Sylvester Johnson (Virginia Tech University)
Sylvester A. Johnson is Assistant Vice Provost for the Humanities and Executive Director of the “Tech for Humanity” initiative at Virginia Tech. He is the founding director of Virginia Tech’s Center for Humanities, which is supporting human-centered research and humanistic approaches to the guidance of technology. Johnson’s research has examined religion, race, and empire in the Atlantic world; religion and sexuality; national security practices; and the impact of intelligent machines and human enhancement on human identity and race governance.
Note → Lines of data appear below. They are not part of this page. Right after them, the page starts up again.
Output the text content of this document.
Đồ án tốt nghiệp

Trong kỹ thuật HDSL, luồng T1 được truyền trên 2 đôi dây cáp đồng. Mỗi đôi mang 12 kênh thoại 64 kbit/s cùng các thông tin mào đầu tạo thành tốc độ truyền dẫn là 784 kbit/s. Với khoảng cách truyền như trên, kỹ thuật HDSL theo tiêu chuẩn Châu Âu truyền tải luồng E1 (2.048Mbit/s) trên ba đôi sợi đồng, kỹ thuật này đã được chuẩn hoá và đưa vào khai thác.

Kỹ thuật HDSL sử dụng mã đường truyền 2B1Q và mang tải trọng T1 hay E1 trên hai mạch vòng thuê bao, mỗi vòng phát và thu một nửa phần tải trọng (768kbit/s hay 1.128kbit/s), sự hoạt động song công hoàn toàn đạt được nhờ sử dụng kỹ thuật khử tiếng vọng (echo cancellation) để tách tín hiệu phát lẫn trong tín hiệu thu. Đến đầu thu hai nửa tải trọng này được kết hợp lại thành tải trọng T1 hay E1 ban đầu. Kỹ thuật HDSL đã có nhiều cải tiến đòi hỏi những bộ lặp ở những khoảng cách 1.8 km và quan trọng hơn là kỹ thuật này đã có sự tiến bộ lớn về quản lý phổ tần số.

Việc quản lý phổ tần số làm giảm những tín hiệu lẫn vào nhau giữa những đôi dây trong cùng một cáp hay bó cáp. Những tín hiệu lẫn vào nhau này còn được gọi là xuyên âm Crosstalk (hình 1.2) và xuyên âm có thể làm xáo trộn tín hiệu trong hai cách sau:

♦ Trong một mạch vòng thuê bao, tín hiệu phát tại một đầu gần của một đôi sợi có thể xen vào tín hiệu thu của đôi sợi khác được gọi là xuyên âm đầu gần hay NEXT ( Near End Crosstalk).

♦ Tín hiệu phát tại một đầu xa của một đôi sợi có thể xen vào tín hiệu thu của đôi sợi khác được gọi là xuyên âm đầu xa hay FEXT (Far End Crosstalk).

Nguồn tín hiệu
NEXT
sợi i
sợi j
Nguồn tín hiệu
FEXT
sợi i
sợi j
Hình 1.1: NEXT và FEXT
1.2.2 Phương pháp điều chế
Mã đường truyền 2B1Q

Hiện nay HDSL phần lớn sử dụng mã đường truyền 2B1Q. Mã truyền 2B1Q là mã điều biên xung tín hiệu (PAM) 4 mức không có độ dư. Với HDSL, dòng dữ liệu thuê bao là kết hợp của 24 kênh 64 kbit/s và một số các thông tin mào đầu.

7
In addition to co-facilitating a national working group on religion and US empire, Johnson led an Artificial Intelligence project that developed a successful proof-of-concept machine learning application to ingest and analyze a humanities text. He is the author of The Myth of Ham in Nineteenth-Century American Christianity (Palgrave 2004), a study of race and religious hatred that won the American Academy of Religion’s Best First Book award; and African American Religions, 1500-2000 (Cambridge 2015), an award-winning interpretation of five centuries of democracy, colonialism, and freedom in the Atlantic world. Johnson has also co-edited The FBI and Religion: Faith and National Security Before and After 9/11 (University of California 2017); and Religion and US Empire: Critical New Histories (NYU Press 2022). He is a founding co-editor of the Journal of Africana Religions. He is currently producing a digital scholarly edition of an early English history of global religions and writing a book on human identity in an age of intelligent machines and human-machine symbiosis.